This repository contains the supplementary materials, code, and data (application required) for the paper Distortion corrected kernel density estimator on Riemannian manifolds published in the Journal of Computational and Graphical Statistics (JCGS). https://doi.org/10.1080/10618600.2024.2415543
jcgs: The final version of the paper in PDF format.
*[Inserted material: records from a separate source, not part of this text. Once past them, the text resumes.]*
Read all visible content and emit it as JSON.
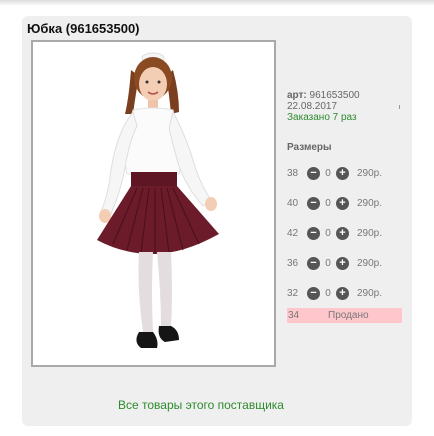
{
  "product": {
    "title": "Юбка (961653500)",
    "article_label": "арт:",
    "article": "961653500",
    "date": "22.08.2017",
    "ordered": "Заказано 7 раз",
    "sizes_label": "Размеры"
  },
  "sizes": [
    {
      "size": "38",
      "qty": "0",
      "price": "290р."
    },
    {
      "size": "40",
      "qty": "0",
      "price": "290р."
    },
    {
      "size": "42",
      "qty": "0",
      "price": "290р."
    },
    {
      "size": "36",
      "qty": "0",
      "price": "290р."
    },
    {
      "size": "32",
      "qty": "0",
      "price": "290р."
    }
  ],
  "sold": {
    "size": "34",
    "label": "Продано"
  },
  "supplier_link": "Все товары этого поставщика",
  "icons": {
    "minus": "minus-icon",
    "plus": "plus-icon"
  },
  "colors": {
    "accent_green": "#2e8b2e",
    "sold_bg": "#ffc6cc",
    "card_bg": "#efefef",
    "skirt": "#6b1b2a"
  }
}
monash: The paper in the Monash Template format.
R: All scripts and functions used for the simulations (Simulationd.R) and analysis(Electricity2d_0*_*.R).
data: Raw and processed datasets used in the study.
jcgs/figures: Output files, figures, and tables generated from the analysis.
Supplementary Materials: Additional information and extended results not included in the main paper.
R version 4.3.0 or higher
Python version 2.7, 3.5 or 3.6
Anaconda or Miniconda
a C++ compiler such as gcc or g++
If you use this code or data in your research, please cite our paper:
Cheng, F., Hyndman, R. J., & Panagiotelis, A. (2024). Distortion corrected kernel density estimator on Riemannian manifolds. Journal of Computational and Graphical Statistics, 1–19. https://doi.org/10.1080/10618600.2024.2415543
Fan Cheng
Fan.Cheng@monash.edu
Monash University
This project is licensed under the GPL-3.0 license - see the LICENSE file for details.